Reijo Pera, 54, will become the new vice president for research, creativity and technology transfer at Montana State in Bozeman beginning Jan. 15. Currently director of Stanford's Center for Human Pluripotent Stem Cell Research and Education, Reijo Pera has won $24.4 million from the California stem cell agency in addition to her federally funded research.
She has been at Stanford since 2007 after leaving UC San Francisco. Prior to her 10 years at UC San Francisco, she was at MIT and the Whitehead Institute for Biomedical Research. (Her resume can be found here.)
Reporter Gale Schontzer of the Bozeman Daily Chronicle wrote anicely detailed story on Reijo Pera's appointment. Schonzter said that MSU research funding dropped 17 percent this year to $94 million, partly because of the loss of some researchers. She quoted a Montana spokesperson as saying that Reijo Pera “has amazing credentials that we think will continue to move our research forward.”
Schontzer reported that Reijo Pera's salary will be $200,000, “making her the third highest-paid administrator on the Bozeman campus.”
Reijo Pera also told the reporter that she “'absolutely loved' Stanford, but felt 'it's kind of time to do the next thing…. There is potential to do more at Montana State.'”

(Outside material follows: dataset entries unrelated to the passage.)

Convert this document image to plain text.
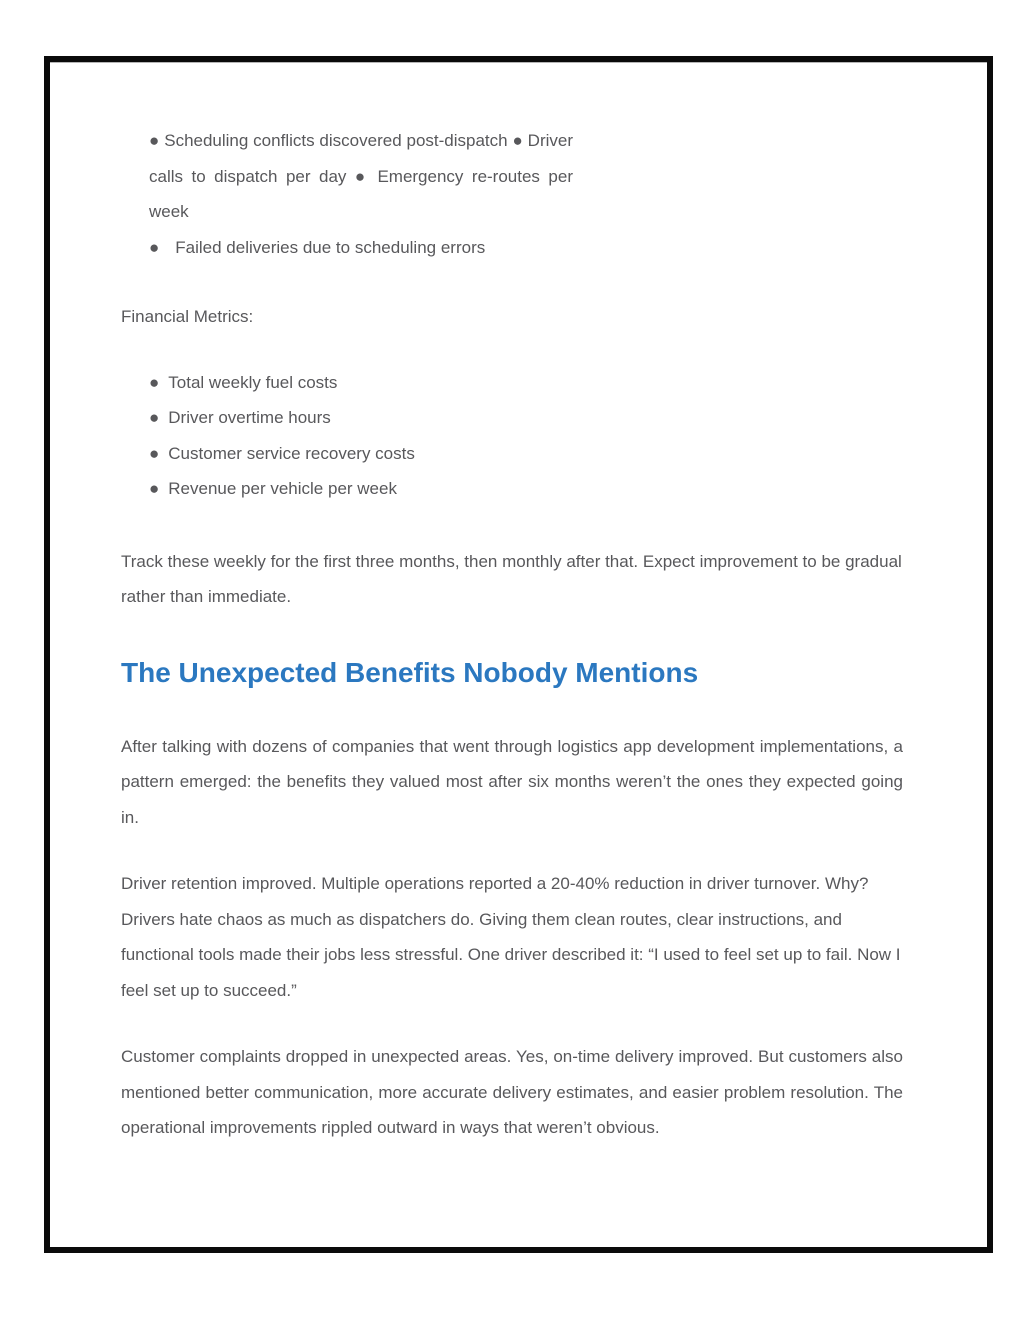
● Scheduling conflicts discovered post-dispatch ● Driver calls to dispatch per day ● Emergency re-routes per week

● Failed deliveries due to scheduling errors
Financial Metrics:
● Total weekly fuel costs
● Driver overtime hours
● Customer service recovery costs
● Revenue per vehicle per week

Track these weekly for the first three months, then monthly after that. Expect improvement to be gradual rather than immediate.

The Unexpected Benefits Nobody Mentions

After talking with dozens of companies that went through logistics app development implementations, a pattern emerged: the benefits they valued most after six months weren’t the ones they expected going in.

Driver retention improved. Multiple operations reported a 20-40% reduction in driver turnover. Why? Drivers hate chaos as much as dispatchers do. Giving them clean routes, clear instructions, and functional tools made their jobs less stressful. One driver described it: “I used to feel set up to fail. Now I feel set up to succeed.”

Customer complaints dropped in unexpected areas. Yes, on-time delivery improved. But customers also mentioned better communication, more accurate delivery estimates, and easier problem resolution. The operational improvements rippled outward in ways that weren’t obvious.
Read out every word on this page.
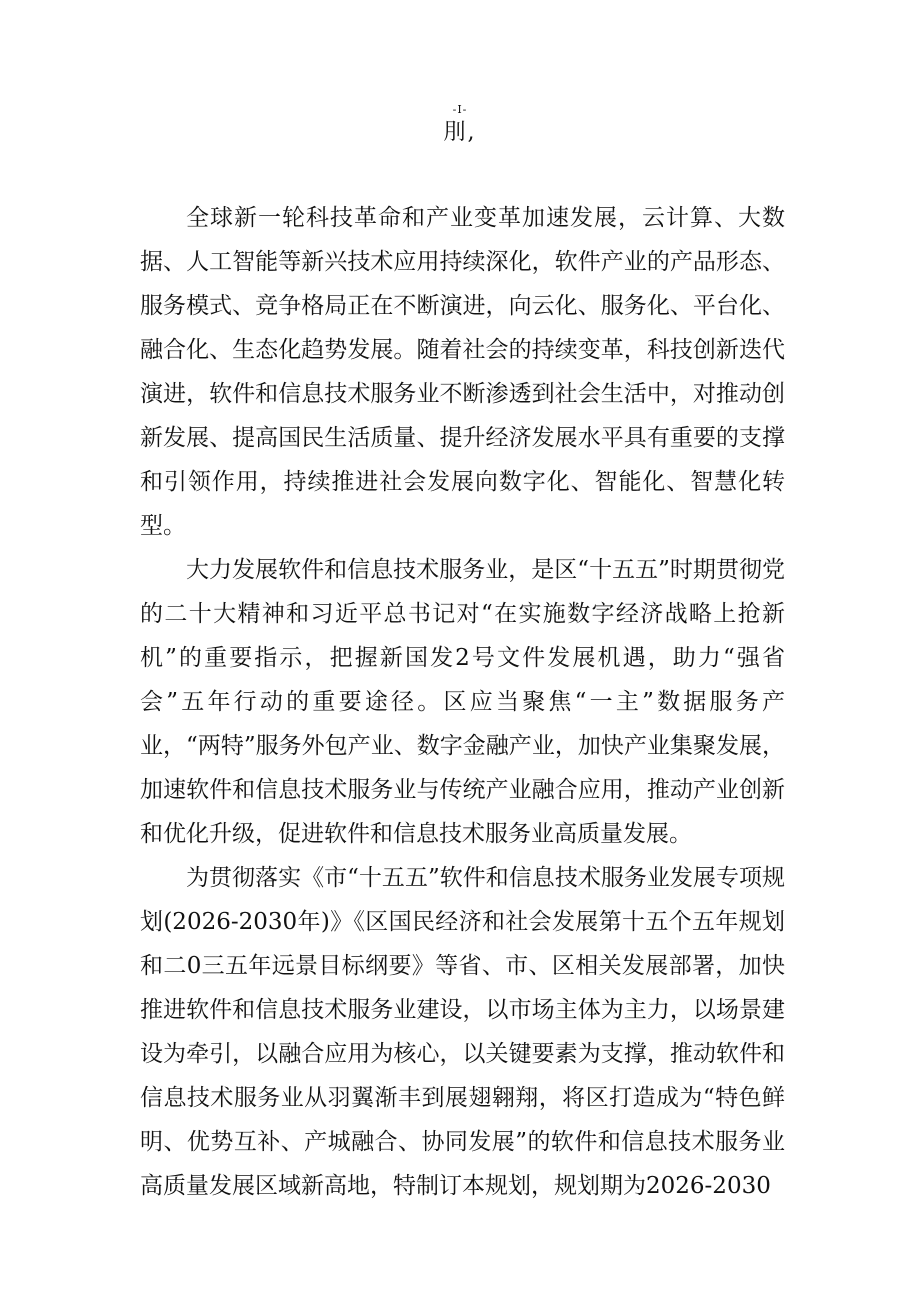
-I-
刖,

全球新一轮科技革命和产业变革加速发展，云计算、大数据、人工智能等新兴技术应用持续深化，软件产业的产品形态、服务模式、竞争格局正在不断演进，向云化、服务化、平台化、融合化、生态化趋势发展。随着社会的持续变革，科技创新迭代演进，软件和信息技术服务业不断渗透到社会生活中，对推动创新发展、提高国民生活质量、提升经济发展水平具有重要的支撑和引领作用，持续推进社会发展向数字化、智能化、智慧化转型。

大力发展软件和信息技术服务业，是区“十五五”时期贯彻党的二十大精神和习近平总书记对“在实施数字经济战略上抢新机”的重要指示，把握新国发2号文件发展机遇，助力“强省会”五年行动的重要途径。区应当聚焦“一主”数据服务产业，“两特”服务外包产业、数字金融产业，加快产业集聚发展，加速软件和信息技术服务业与传统产业融合应用，推动产业创新和优化升级，促进软件和信息技术服务业高质量发展。

为贯彻落实《市“十五五”软件和信息技术服务业发展专项规划(2026-2030年)》《区国民经济和社会发展第十五个五年规划和二0三五年远景目标纲要》等省、市、区相关发展部署，加快推进软件和信息技术服务业建设，以市场主体为主力，以场景建设为牵引，以融合应用为核心，以关键要素为支撑，推动软件和信息技术服务业从羽翼渐丰到展翅翱翔，将区打造成为“特色鲜明、优势互补、产城融合、协同发展”的软件和信息技术服务业高质量发展区域新高地，特制订本规划，规划期为2026-2030
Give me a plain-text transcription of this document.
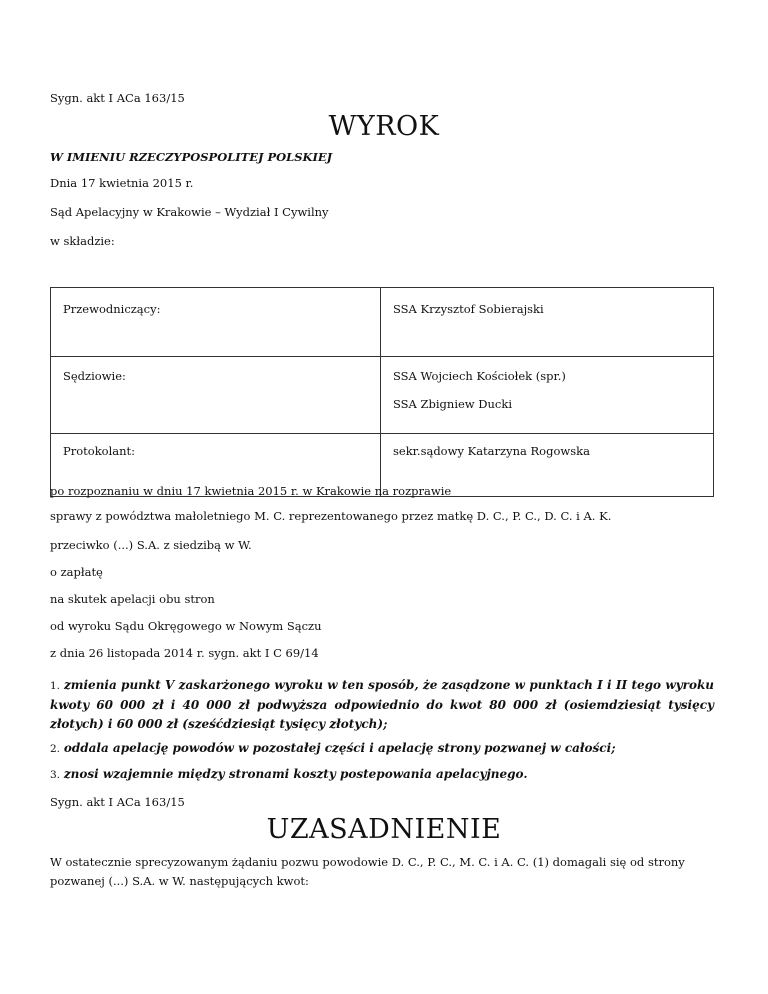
Sygn. akt I ACa 163/15

WYROK

W IMIENIU RZECZYPOSPOLITEJ POLSKIEJ

Dnia 17 kwietnia 2015 r.

Sąd Apelacyjny w Krakowie – Wydział I Cywilny

w składzie:

Przewodniczący:	SSA Krzysztof Sobierajski
Sędziowie:	SSA Wojciech Kościołek (spr.)
SSA Zbigniew Ducki

Protokolant:	sekr.sądowy Katarzyna Rogowska

po rozpoznaniu w dniu 17 kwietnia 2015 r. w Krakowie na rozprawie

sprawy z powództwa małoletniego M. C. reprezentowanego przez matkę D. C., P. C., D. C. i A. K.

przeciwko (...) S.A. z siedzibą w W.

o zapłatę

na skutek apelacji obu stron

od wyroku Sądu Okręgowego w Nowym Sączu

z dnia 26 listopada 2014 r. sygn. akt I C 69/14

1. zmienia punkt V zaskarżonego wyroku w ten sposób, że zasądzone w punktach I i II tego wyroku kwoty 60 000 zł i 40 000 zł podwyższa odpowiednio do kwot 80 000 zł (osiemdziesiąt tysięcy złotych) i 60 000 zł (sześćdziesiąt tysięcy złotych);

2. oddala apelację powodów w pozostałej części i apelację strony pozwanej w całości;

3. znosi wzajemnie między stronami koszty postepowania apelacyjnego.

Sygn. akt I ACa 163/15

UZASADNIENIE

W ostatecznie sprecyzowanym żądaniu pozwu powodowie D. C., P. C., M. C. i A. C. (1) domagali się od strony pozwanej (...) S.A. w W. następujących kwot:
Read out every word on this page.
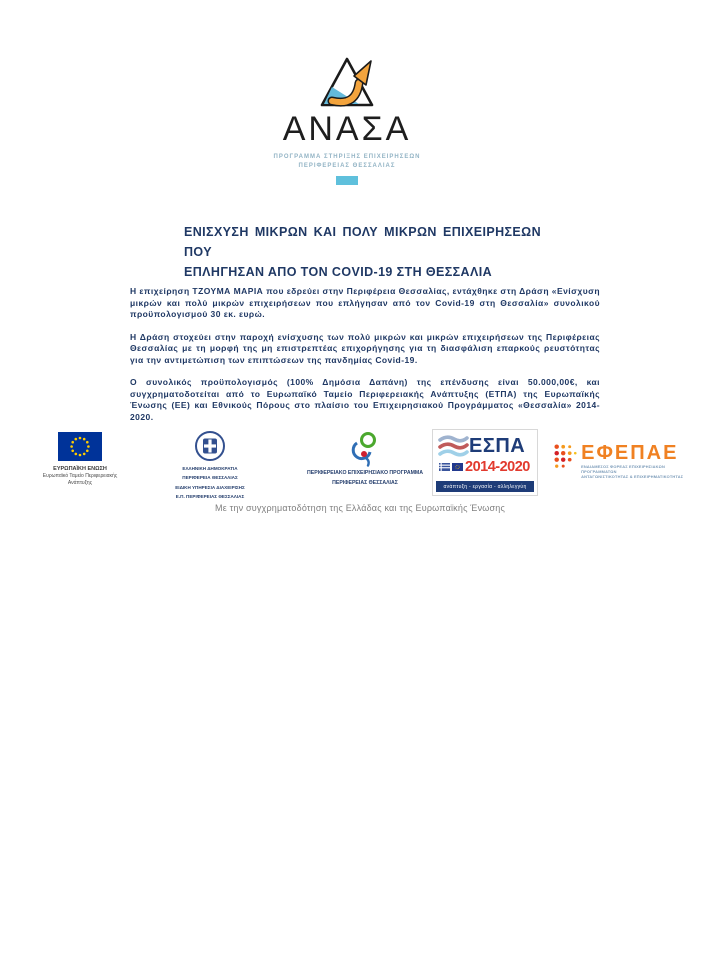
ΑΝΑΣΑ
ΠΡΟΓΡΑΜΜΑ ΣΤΗΡΙΞΗΣ ΕΠΙΧΕΙΡΗΣΕΩΝ
ΠΕΡΙΦΕΡΕΙΑΣ ΘΕΣΣΑΛΙΑΣ
ΕΝΙΣΧΥΣΗ ΜΙΚΡΩΝ ΚΑΙ ΠΟΛΥ ΜΙΚΡΩΝ ΕΠΙΧΕΙΡΗΣΕΩΝ ΠΟΥ
ΕΠΛΗΓΗΣΑΝ ΑΠΟ ΤΟΝ COVID-19 ΣΤΗ ΘΕΣΣΑΛΙΑ

Η επιχείρηση ΤΖΟΥΜΑ ΜΑΡΙΑ που εδρεύει στην Περιφέρεια Θεσσαλίας, εντάχθηκε στη Δράση «Ενίσχυση μικρών και πολύ μικρών επιχειρήσεων που επλήγησαν από τον Covid-19 στη Θεσσαλία» συνολικού προϋπολογισμού 30 εκ. ευρώ.

Η Δράση στοχεύει στην παροχή ενίσχυσης των πολύ μικρών και μικρών επιχειρήσεων της Περιφέρειας Θεσσαλίας με τη μορφή της μη επιστρεπτέας επιχορήγησης για τη διασφάλιση επαρκούς ρευστότητας για την αντιμετώπιση των επιπτώσεων της πανδημίας Covid-19.

Ο συνολικός προϋπολογισμός (100% Δημόσια Δαπάνη) της επένδυσης είναι 50.000,00€, και συγχρηματοδοτείται από το Ευρωπαϊκό Ταμείο Περιφερειακής Ανάπτυξης (ΕΤΠΑ) της Ευρωπαϊκής Ένωσης (ΕΕ) και Εθνικούς Πόρους στο πλαίσιο του Επιχειρησιακού Προγράμματος «Θεσσαλία» 2014-2020.

ΕΥΡΩΠΑΪΚΗ ΕΝΩΣΗ
Ευρωπαϊκό Ταμείο Περιφερειακής
Ανάπτυξης
ΕΛΛΗΝΙΚΗ ΔΗΜΟΚΡΑΤΙΑ
ΠΕΡΙΦΕΡΕΙΑ ΘΕΣΣΑΛΙΑΣ
ΕΙΔΙΚΗ ΥΠΗΡΕΣΙΑ ΔΙΑΧΕΙΡΙΣΗΣ
Ε.Π. ΠΕΡΙΦΕΡΕΙΑΣ ΘΕΣΣΑΛΙΑΣ
ΠΕΡΙΦΕΡΕΙΑΚΟ ΕΠΙΧΕΙΡΗΣΙΑΚΟ ΠΡΟΓΡΑΜΜΑ
ΠΕΡΙΦΕΡΕΙΑΣ ΘΕΣΣΑΛΙΑΣ
ΕΣΠΑ
2014-2020
ανάπτυξη - εργασία - αλληλεγγύη
ΕΦΕΠΑΕ
ΕΝΔΙΑΜΕΣΟΣ ΦΟΡΕΑΣ ΕΠΙΧΕΙΡΗΣΙΑΚΩΝ ΠΡΟΓΡΑΜΜΑΤΩΝ
ΑΝΤΑΓΩΝΙΣΤΙΚΟΤΗΤΑΣ & ΕΠΙΧΕΙΡΗΜΑΤΙΚΟΤΗΤΑΣ
Με την συγχρηματοδότηση της Ελλάδας και της Ευρωπαϊκής Ένωσης
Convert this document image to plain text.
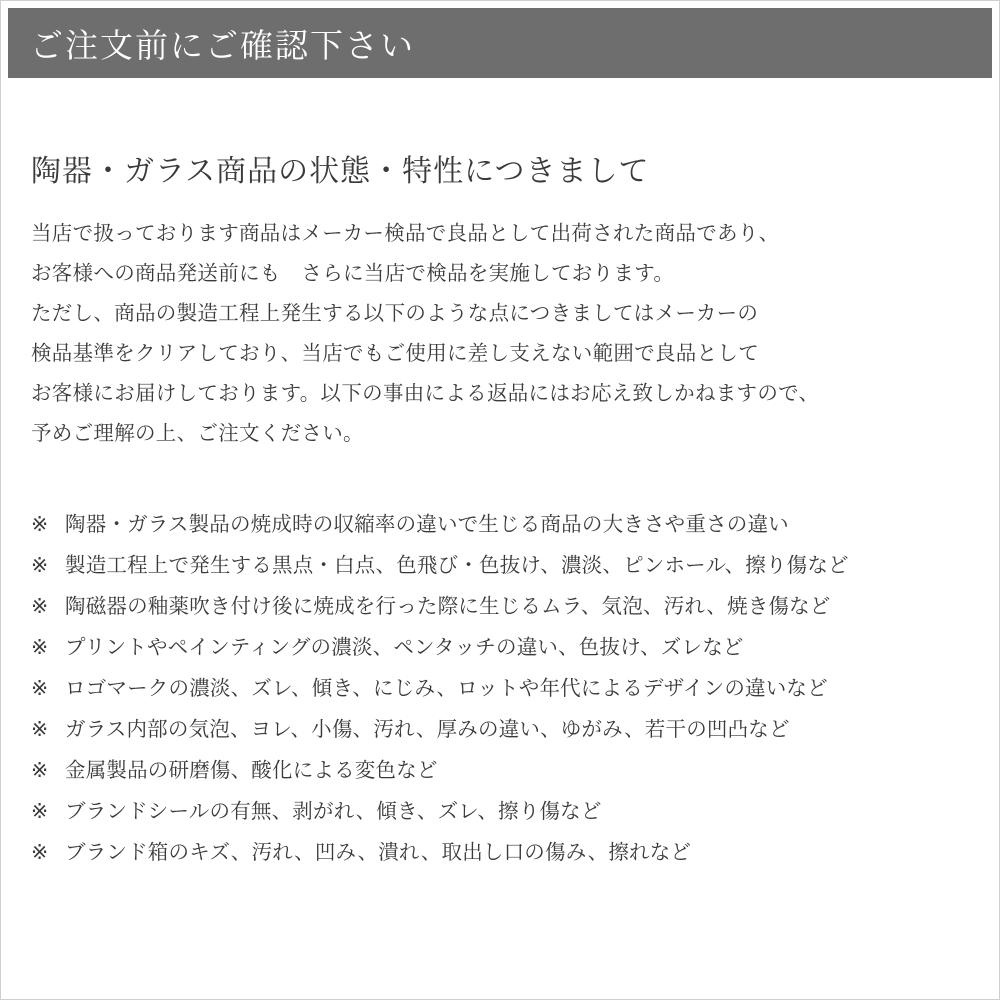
ご注文前にご確認下さい
陶器・ガラス商品の状態・特性につきまして
当店で扱っております商品はメーカー検品で良品として出荷された商品であり、
お客様への商品発送前にも　さらに当店で検品を実施しております。
ただし、商品の製造工程上発生する以下のような点につきましてはメーカーの
検品基準をクリアしており、当店でもご使用に差し支えない範囲で良品として
お客様にお届けしております。以下の事由による返品にはお応え致しかねますので、
予めご理解の上、ご注文ください。
※ 陶器・ガラス製品の焼成時の収縮率の違いで生じる商品の大きさや重さの違い
※ 製造工程上で発生する黒点・白点、色飛び・色抜け、濃淡、ピンホール、擦り傷など
※ 陶磁器の釉薬吹き付け後に焼成を行った際に生じるムラ、気泡、汚れ、焼き傷など
※ プリントやペインティングの濃淡、ペンタッチの違い、色抜け、ズレなど
※ ロゴマークの濃淡、ズレ、傾き、にじみ、ロットや年代によるデザインの違いなど
※ ガラス内部の気泡、ヨレ、小傷、汚れ、厚みの違い、ゆがみ、若干の凹凸など
※ 金属製品の研磨傷、酸化による変色など
※ ブランドシールの有無、剥がれ、傾き、ズレ、擦り傷など
※ ブランド箱のキズ、汚れ、凹み、潰れ、取出し口の傷み、擦れなど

The news article also provided some interesting history on Reijo Pera. Schontzer said,
“In high school, Reijo Pera said she had no interest in science or college. But after graduating and working as a car dealership bookkeeper, she wanted more. She enrolled at the University of Wisconsin-Superior to major in business. A class in human genetics for non-majors changed her life.”Not mentioned in the Bozeman Chronicle story was a professional, Montana-Stanford linkage involving stem cell scientist Irv Weissman and Reijo Pera. In 2007, Weissman, director of the Stanford stem cell institute, hailed the hiring of Reijo Pera after playing a role in recruiting her.
Weissman has strong ties to Montana where he grew up and where he has a ranch.